Marc Bergevin bâtit-il son Canadien de la bonne façon?

La LNH a toujours été une ligue où les directeurs ne se gênent pas pour copier la recette des autres directeurs lorsque celle-ci fonctionne. Ou du moins, s’en inspirer fortement…

C’est encore plus vrai depuis quelques années.

Une équipe robuste remporte la Coupe Stanley… Les joueurs autonomes reconnus pour être robustes font sauter la banque en juillet.

Une équipe rapide remporte son dernier match des séries… Vite, on est à la recherche des patineurs les plus rapides ailleurs dans le circuit.

Une équipe connaît du succès malgré quelques petites joueurs… Go, les petits joueurs de talent ont la cote.

Combien d’équipes ont imité Marc Bergevin en utilisant le terme « reset » plutôt que « reconstruction » au cours des derniers mois?

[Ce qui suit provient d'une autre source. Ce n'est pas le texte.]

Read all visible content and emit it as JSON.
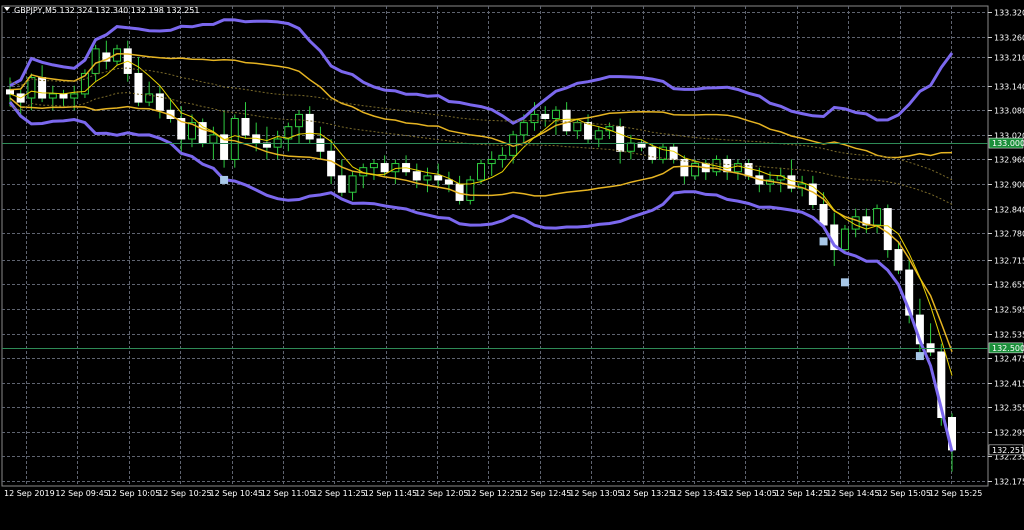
{
  "chart_data": {
    "type": "candlestick",
    "symbol_header": "GBPJPY,M5  132.324 132.340 132.198 132.251",
    "y_ticks": [
      "133.320",
      "133.260",
      "133.210",
      "133.140",
      "133.080",
      "133.020",
      "132.960",
      "132.900",
      "132.840",
      "132.780",
      "132.715",
      "132.655",
      "132.595",
      "132.535",
      "132.475",
      "132.415",
      "132.355",
      "132.295",
      "132.235",
      "132.175"
    ],
    "y_tick_values": [
      133.32,
      133.26,
      133.21,
      133.14,
      133.08,
      133.02,
      132.96,
      132.9,
      132.84,
      132.78,
      132.715,
      132.655,
      132.595,
      132.535,
      132.475,
      132.415,
      132.355,
      132.295,
      132.235,
      132.175
    ],
    "x_ticks": [
      "12 Sep 2019",
      "12 Sep 09:45",
      "12 Sep 10:05",
      "12 Sep 10:25",
      "12 Sep 10:45",
      "12 Sep 11:05",
      "12 Sep 11:25",
      "12 Sep 11:45",
      "12 Sep 12:05",
      "12 Sep 12:25",
      "12 Sep 12:45",
      "12 Sep 13:05",
      "12 Sep 13:25",
      "12 Sep 13:45",
      "12 Sep 14:05",
      "12 Sep 14:25",
      "12 Sep 14:45",
      "12 Sep 15:05",
      "12 Sep 15:25"
    ],
    "price_labels": [
      {
        "text": "133.000",
        "value": 133.0,
        "color": "#1a8f3a"
      },
      {
        "text": "132.500",
        "value": 132.5,
        "color": "#1a8f3a"
      },
      {
        "text": "132.251",
        "value": 132.251,
        "color": "#000000"
      }
    ],
    "hlines": [
      {
        "value": 133.0,
        "color": "#2e8b57"
      },
      {
        "value": 132.5,
        "color": "#2e8b57"
      }
    ],
    "ylim": [
      132.175,
      133.32
    ],
    "grid": true,
    "colors": {
      "background": "#000000",
      "grid": "#5f6470",
      "bull": "#ffffff",
      "bear": "#ffffff",
      "wick": "#2ecc40",
      "outer_band": "#7b68ee",
      "inner_band": "#e6b422",
      "dotted": "#7a6a2a",
      "markers": "#a8c8e8"
    },
    "candles": [
      [
        133.13,
        133.16,
        133.09,
        133.12
      ],
      [
        133.12,
        133.13,
        133.07,
        133.1
      ],
      [
        133.11,
        133.17,
        133.08,
        133.16
      ],
      [
        133.16,
        133.19,
        133.1,
        133.11
      ],
      [
        133.11,
        133.14,
        133.08,
        133.12
      ],
      [
        133.12,
        133.13,
        133.09,
        133.11
      ],
      [
        133.11,
        133.14,
        133.08,
        133.12
      ],
      [
        133.12,
        133.18,
        133.11,
        133.17
      ],
      [
        133.17,
        133.24,
        133.15,
        133.23
      ],
      [
        133.22,
        133.25,
        133.18,
        133.2
      ],
      [
        133.2,
        133.24,
        133.19,
        133.23
      ],
      [
        133.23,
        133.25,
        133.15,
        133.17
      ],
      [
        133.17,
        133.21,
        133.09,
        133.1
      ],
      [
        133.1,
        133.15,
        133.09,
        133.12
      ],
      [
        133.12,
        133.14,
        133.06,
        133.08
      ],
      [
        133.08,
        133.11,
        133.05,
        133.06
      ],
      [
        133.06,
        133.09,
        132.97,
        133.01
      ],
      [
        133.01,
        133.07,
        132.99,
        133.05
      ],
      [
        133.05,
        133.06,
        132.99,
        133.0
      ],
      [
        133.0,
        133.04,
        132.96,
        133.02
      ],
      [
        133.02,
        133.08,
        132.94,
        132.96
      ],
      [
        132.96,
        133.07,
        132.94,
        133.06
      ],
      [
        133.06,
        133.1,
        133.01,
        133.02
      ],
      [
        133.02,
        133.05,
        132.98,
        133.0
      ],
      [
        133.0,
        133.04,
        132.96,
        132.99
      ],
      [
        132.99,
        133.03,
        132.96,
        133.01
      ],
      [
        133.01,
        133.05,
        132.98,
        133.04
      ],
      [
        133.04,
        133.08,
        133.0,
        133.07
      ],
      [
        133.07,
        133.09,
        133.0,
        133.01
      ],
      [
        133.01,
        133.04,
        132.96,
        132.98
      ],
      [
        132.98,
        133.01,
        132.9,
        132.92
      ],
      [
        132.92,
        132.96,
        132.87,
        132.88
      ],
      [
        132.88,
        132.93,
        132.86,
        132.92
      ],
      [
        132.92,
        132.95,
        132.89,
        132.94
      ],
      [
        132.94,
        132.96,
        132.91,
        132.95
      ],
      [
        132.95,
        132.97,
        132.92,
        132.93
      ],
      [
        132.93,
        132.96,
        132.9,
        132.95
      ],
      [
        132.95,
        132.97,
        132.92,
        132.93
      ],
      [
        132.93,
        132.95,
        132.89,
        132.91
      ],
      [
        132.91,
        132.94,
        132.88,
        132.92
      ],
      [
        132.92,
        132.95,
        132.89,
        132.91
      ],
      [
        132.91,
        132.93,
        132.88,
        132.9
      ],
      [
        132.9,
        132.92,
        132.85,
        132.86
      ],
      [
        132.86,
        132.92,
        132.85,
        132.91
      ],
      [
        132.91,
        132.96,
        132.9,
        132.95
      ],
      [
        132.95,
        132.98,
        132.92,
        132.96
      ],
      [
        132.96,
        132.99,
        132.94,
        132.97
      ],
      [
        132.97,
        133.03,
        132.95,
        133.02
      ],
      [
        133.02,
        133.07,
        133.0,
        133.05
      ],
      [
        133.05,
        133.1,
        133.03,
        133.07
      ],
      [
        133.07,
        133.09,
        133.04,
        133.06
      ],
      [
        133.06,
        133.09,
        133.02,
        133.08
      ],
      [
        133.08,
        133.1,
        133.02,
        133.03
      ],
      [
        133.03,
        133.06,
        133.01,
        133.05
      ],
      [
        133.05,
        133.07,
        133.0,
        133.01
      ],
      [
        133.01,
        133.04,
        132.99,
        133.03
      ],
      [
        133.03,
        133.05,
        133.01,
        133.04
      ],
      [
        133.04,
        133.06,
        132.95,
        132.98
      ],
      [
        132.98,
        133.02,
        132.96,
        133.0
      ],
      [
        133.0,
        133.01,
        132.98,
        132.99
      ],
      [
        132.99,
        133.0,
        132.95,
        132.96
      ],
      [
        132.96,
        133.0,
        132.95,
        132.99
      ],
      [
        132.99,
        133.0,
        132.95,
        132.96
      ],
      [
        132.96,
        132.97,
        132.9,
        132.92
      ],
      [
        132.92,
        132.96,
        132.91,
        132.95
      ],
      [
        132.95,
        132.96,
        132.91,
        132.93
      ],
      [
        132.93,
        132.97,
        132.92,
        132.96
      ],
      [
        132.96,
        132.97,
        132.91,
        132.93
      ],
      [
        132.93,
        132.96,
        132.91,
        132.95
      ],
      [
        132.95,
        132.96,
        132.91,
        132.92
      ],
      [
        132.92,
        132.94,
        132.88,
        132.9
      ],
      [
        132.9,
        132.93,
        132.88,
        132.91
      ],
      [
        132.91,
        132.94,
        132.88,
        132.92
      ],
      [
        132.92,
        132.96,
        132.88,
        132.89
      ],
      [
        132.89,
        132.92,
        132.87,
        132.9
      ],
      [
        132.9,
        132.92,
        132.84,
        132.85
      ],
      [
        132.85,
        132.88,
        132.79,
        132.8
      ],
      [
        132.8,
        132.83,
        132.7,
        132.74
      ],
      [
        132.74,
        132.8,
        132.73,
        132.79
      ],
      [
        132.79,
        132.84,
        132.77,
        132.82
      ],
      [
        132.82,
        132.84,
        132.78,
        132.8
      ],
      [
        132.8,
        132.85,
        132.78,
        132.84
      ],
      [
        132.84,
        132.85,
        132.72,
        132.74
      ],
      [
        132.74,
        132.76,
        132.68,
        132.69
      ],
      [
        132.69,
        132.72,
        132.56,
        132.58
      ],
      [
        132.58,
        132.62,
        132.49,
        132.51
      ],
      [
        132.51,
        132.56,
        132.48,
        132.49
      ],
      [
        132.49,
        132.51,
        132.31,
        132.33
      ],
      [
        132.33,
        132.34,
        132.198,
        132.251
      ]
    ]
  }
}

Eh bien, cette année, j’ai l’impression que le thème à la mode, ce sera de tenter de faire les séries, sans trop dépenser d’argent sur un seul joueur, et d’espérer que ça va bien aller une fois en séries. Un thème auquel nous sommes habitués déjà à Montréal…

Les Bruins avaient la 13e plus grosse masse salariale en 2018-19, alors que les Blues, la 16e. Les formations qui dépensaient le plus de sous ne sont pas forcément celles qui se rendent le plus loin au printemps.

Mais surtout, aucune de ces deux équipes-là n’a entamé la saison en ayant pour objectif précis de remporter la Coupe Stanley. On visait davantage les séries qu’autre chose…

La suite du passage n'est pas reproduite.